Seyyanen zam uygulaması, matematik dersini ancak kanaat notuyla geçebilen Türk halkının kafasını iyice karıştırdı.
“Maaşıma yüzde şu kadar zam yapıldı” diye sevinen ancak hesap kitap yapınca aslında maaşının artmadığını gören emekliler homurdanmaya başladılar.
Anketler eliyle nabız yoklayan Erdoğan, öyle görünüyor ki seçime günler kala bile olsa emekliye “bir güzellik yapacak”.

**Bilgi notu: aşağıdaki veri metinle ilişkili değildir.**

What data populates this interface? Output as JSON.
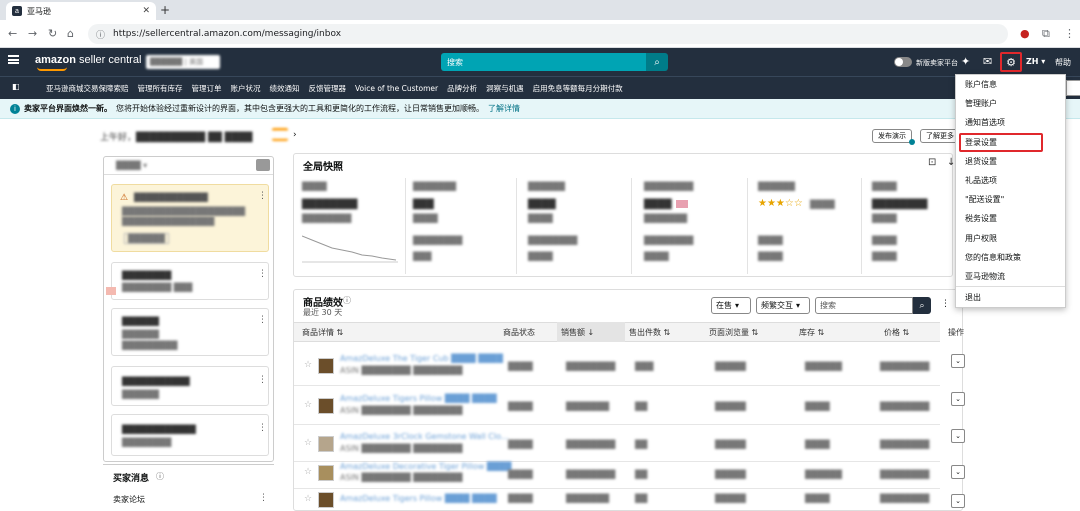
{
  "browser": {
    "tab_title": "亚马逊",
    "url": "https://sellercentral.amazon.com/messaging/inbox"
  },
  "header": {
    "logo_main": "amazon",
    "logo_sub": " seller central",
    "store_selector": "██████ | 美国",
    "search_placeholder": "搜索",
    "new_ui_toggle_label": "新版卖家平台",
    "language": "ZH ▾",
    "help": "帮助"
  },
  "subnav": [
    "亚马逊商城交易保障索赔",
    "管理所有库存",
    "管理订单",
    "账户状况",
    "绩效通知",
    "反馈管理器",
    "Voice of the Customer",
    "品牌分析",
    "洞察与机遇",
    "启用免息等额每月分期付款"
  ],
  "banner": {
    "title": "卖家平台界面焕然一新。",
    "text": "您将开始体验经过重新设计的界面，其中包含更强大的工具和更简化的工作流程，让日常销售更加顺畅。",
    "link": "了解详情"
  },
  "greeting": {
    "text": "上午好，██████████ ██ ████",
    "badge": "████",
    "publish_btn": "发布演示",
    "learn_more_btn": "了解更多"
  },
  "left_panel": {
    "header": "████ ▾",
    "cards": [
      {
        "title": "████████████",
        "lines": [
          "████████████████████",
          "███████████████",
          "██████"
        ]
      },
      {
        "title": "████████",
        "lines": [
          "████████ ███"
        ]
      },
      {
        "title": "██████",
        "lines": [
          "██████",
          "█████████"
        ]
      },
      {
        "title": "███████████",
        "lines": [
          "██████"
        ]
      },
      {
        "title": "████████████",
        "lines": [
          "████████"
        ]
      }
    ],
    "seller_messages": "买家消息",
    "forum": "卖家论坛"
  },
  "snapshot": {
    "title": "全局快照",
    "cards": [
      {
        "label": "████",
        "value": "████████",
        "sub": "████████",
        "label2": "",
        "value2": ""
      },
      {
        "label": "███████",
        "value": "███",
        "sub": "████",
        "label2": "████████",
        "value2": "███"
      },
      {
        "label": "██████",
        "value": "████",
        "sub": "████",
        "label2": "████████",
        "value2": "████"
      },
      {
        "label": "████████",
        "value": "████",
        "sub": "███████",
        "label2": "████████",
        "value2": "████"
      },
      {
        "label": "██████",
        "value": "★★★☆☆ ████",
        "sub": "████",
        "label2": "████",
        "value2": "████"
      },
      {
        "label": "████",
        "value": "████████",
        "sub": "████",
        "label2": "████",
        "value2": "████"
      }
    ]
  },
  "performance": {
    "title": "商品绩效",
    "subtitle": "最近 30 天",
    "filter_status": "在售",
    "filter_channel": "频繁交互",
    "search_placeholder": "搜索",
    "columns": {
      "details": "商品详情",
      "status": "商品状态",
      "sales": "销售额",
      "units": "售出件数",
      "page_views": "页面浏览量",
      "inventory": "库存",
      "price": "价格",
      "actions": "操作"
    },
    "rows": [
      {
        "name": "AmazDeluxe The Tiger Cub ████ ████",
        "asin": "ASIN ████████ ████████",
        "status": "████",
        "sales": "████████",
        "units": "███",
        "views": "█████",
        "inv": "██████",
        "price": "████████"
      },
      {
        "name": "AmazDeluxe Tigers Pillow ████ ████",
        "asin": "ASIN ████████ ████████",
        "status": "████",
        "sales": "███████",
        "units": "██",
        "views": "█████",
        "inv": "████",
        "price": "████████"
      },
      {
        "name": "AmazDeluxe 3rClock Gemstone Wall Clo...",
        "asin": "ASIN ████████ ████████",
        "status": "████",
        "sales": "████████",
        "units": "██",
        "views": "█████",
        "inv": "████",
        "price": "████████"
      },
      {
        "name": "AmazDeluxe Decorative Tiger Pillow ████",
        "asin": "ASIN ████████ ████████",
        "status": "████",
        "sales": "████████",
        "units": "██",
        "views": "█████",
        "inv": "██████",
        "price": "████████"
      },
      {
        "name": "AmazDeluxe Tigers Pillow ████ ████",
        "asin": "ASIN ████████ ████████",
        "status": "████",
        "sales": "███████",
        "units": "██",
        "views": "█████",
        "inv": "████",
        "price": "████████"
      }
    ]
  },
  "settings_menu": {
    "items": [
      "账户信息",
      "管理账户",
      "通知首选项",
      "登录设置",
      "退货设置",
      "礼品选项",
      "\"配送设置\"",
      "税务设置",
      "用户权限",
      "您的信息和政策",
      "亚马逊物流"
    ],
    "logout": "退出",
    "highlighted": "登录设置"
  },
  "colors": {
    "header": "#232f3e",
    "accent": "#ff9900",
    "teal": "#008296",
    "highlight": "#e0282c"
  }
}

“Muhalefet emeklileri tahrik ediyor. Emeklinin istediği maaş zammını, memurların yarısının maaşını ödemesek ancak karşılarız” diyen Erdoğan, almış sopayı eline, incir ağacının önünde, emekli kovalıyor.
Tanıyanlar iyi bilir ki Erdoğan seçmenin istediği şeyi hemen vermez. Önce sopayla nöbet tutar. Daldan incir koparan olursa mümkünse ağzından geri alır. Bir iki köy kovaladıktan sonra baktı ki incir artık geri gelmeyecek, o vakit “bu da ölen Ali’ciğimin ruhuna değsin” der ve bunu seçim kampanyasında tepe tepe kullanır.

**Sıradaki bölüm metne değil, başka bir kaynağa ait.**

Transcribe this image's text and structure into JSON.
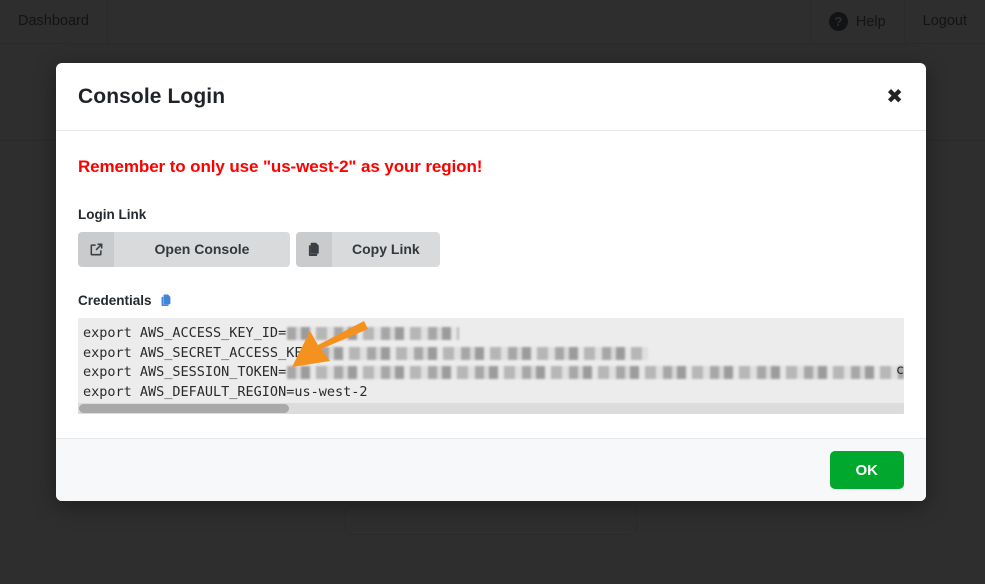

Ayasofyanın ibadete açılması talepli davanın tarafı olan Cumhurbaşkanlığı (eski Başbakanlık) bu davada yıllarca “dava reddedilsin” yani “Ayasofya müze kalsın” diye uğraş vermişti.
Davalı Cumhurbaşkanlığı Danıştay kararı ile davayı kaybedince, Erdoğan bu kere meydanlara çıkmıştı ve Ayasofya’yı “biz açtık” diyerek havasını atmıştı.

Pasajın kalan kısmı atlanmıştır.